According to popular Hollywood history, German and Italian fascism were defeated on the western front solely by US and British troops. The truth of course is much more complex — almost three-quarters of the fighting in the European theatre took place on the eastern front and it was the forces of the then Soviet Union which defeated the nazi armies.
This rewriting of history takes place especially at the domestic level.
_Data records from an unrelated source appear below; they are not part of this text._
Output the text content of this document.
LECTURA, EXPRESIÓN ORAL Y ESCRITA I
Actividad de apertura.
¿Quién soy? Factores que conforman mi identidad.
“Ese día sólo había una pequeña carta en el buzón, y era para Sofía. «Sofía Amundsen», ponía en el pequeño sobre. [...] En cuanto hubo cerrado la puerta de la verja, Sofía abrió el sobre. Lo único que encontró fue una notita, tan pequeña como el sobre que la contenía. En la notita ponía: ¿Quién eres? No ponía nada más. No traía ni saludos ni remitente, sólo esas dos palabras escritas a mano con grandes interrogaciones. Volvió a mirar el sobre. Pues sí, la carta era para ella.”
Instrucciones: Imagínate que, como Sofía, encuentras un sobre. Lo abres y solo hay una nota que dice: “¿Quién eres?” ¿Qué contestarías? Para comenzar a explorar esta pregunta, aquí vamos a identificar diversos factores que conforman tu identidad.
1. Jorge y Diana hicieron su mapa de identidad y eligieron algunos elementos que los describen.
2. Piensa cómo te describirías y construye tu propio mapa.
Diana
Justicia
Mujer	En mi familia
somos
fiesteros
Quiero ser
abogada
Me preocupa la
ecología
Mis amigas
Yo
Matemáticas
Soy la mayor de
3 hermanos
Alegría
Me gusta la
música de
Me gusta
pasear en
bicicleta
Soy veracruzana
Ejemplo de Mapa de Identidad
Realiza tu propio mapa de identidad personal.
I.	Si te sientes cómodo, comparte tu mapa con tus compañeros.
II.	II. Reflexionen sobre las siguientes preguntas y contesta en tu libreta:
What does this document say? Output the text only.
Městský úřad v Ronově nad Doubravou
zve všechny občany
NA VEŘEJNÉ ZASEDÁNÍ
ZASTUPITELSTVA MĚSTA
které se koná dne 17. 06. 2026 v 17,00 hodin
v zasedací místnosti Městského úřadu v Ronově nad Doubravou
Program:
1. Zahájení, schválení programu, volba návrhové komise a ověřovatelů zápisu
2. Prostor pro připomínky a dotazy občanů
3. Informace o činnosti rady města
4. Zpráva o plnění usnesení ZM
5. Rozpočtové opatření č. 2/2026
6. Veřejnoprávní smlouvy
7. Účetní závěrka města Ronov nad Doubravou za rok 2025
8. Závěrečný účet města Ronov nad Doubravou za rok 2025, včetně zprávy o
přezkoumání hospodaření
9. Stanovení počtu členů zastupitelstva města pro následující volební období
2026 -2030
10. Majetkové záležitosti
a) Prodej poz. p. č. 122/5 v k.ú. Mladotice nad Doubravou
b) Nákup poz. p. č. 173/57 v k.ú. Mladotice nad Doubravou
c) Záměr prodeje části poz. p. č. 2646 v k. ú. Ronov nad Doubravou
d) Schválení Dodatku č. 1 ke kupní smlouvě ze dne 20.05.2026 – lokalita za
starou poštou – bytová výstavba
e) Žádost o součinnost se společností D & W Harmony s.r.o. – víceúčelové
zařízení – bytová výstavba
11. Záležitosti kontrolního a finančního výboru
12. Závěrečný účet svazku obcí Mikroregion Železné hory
In recent years we have only to think of Southall and Orgreave — there is a long list — more often than not rewritten as part of an attempt to promote a version of history that portrays all change in society as the product of gradual peaceful transitions.
The real struggle, imagination and courage of those who fought for change is buried beneath a sanitised narrative in order to appropriate it and incorporate into a version of British history as a seamless peaceful linear progression, only occasionally besmirched by the actions of thoughtless and cruel individual members of the ruling class untypical of the class they belonged to or the age in which they lived.
Paying tribute to the memory of the men and women of his era, acknowledging the role of the organisations they built like the Union for the Promotion of Human Happiness and, of course, the Chartists and the actions they took is a small way of preserving and reaffirming the role of the real history-makers who, alongside James Bronterre O’Brien, thought that the promotion of human happiness was something worth fighting for.
Dr Bernard Regan gave this year’s Abney Park Trust Bronterre O’Brien Commemorative Address. He is a former member of the NUT (now NEU) Executive body; he is a leading activist in Cuban and Palestinian solidarity work and is the author of The Balfour Declaration: Empire, the Mandate and Resistance in Palestine (Verso).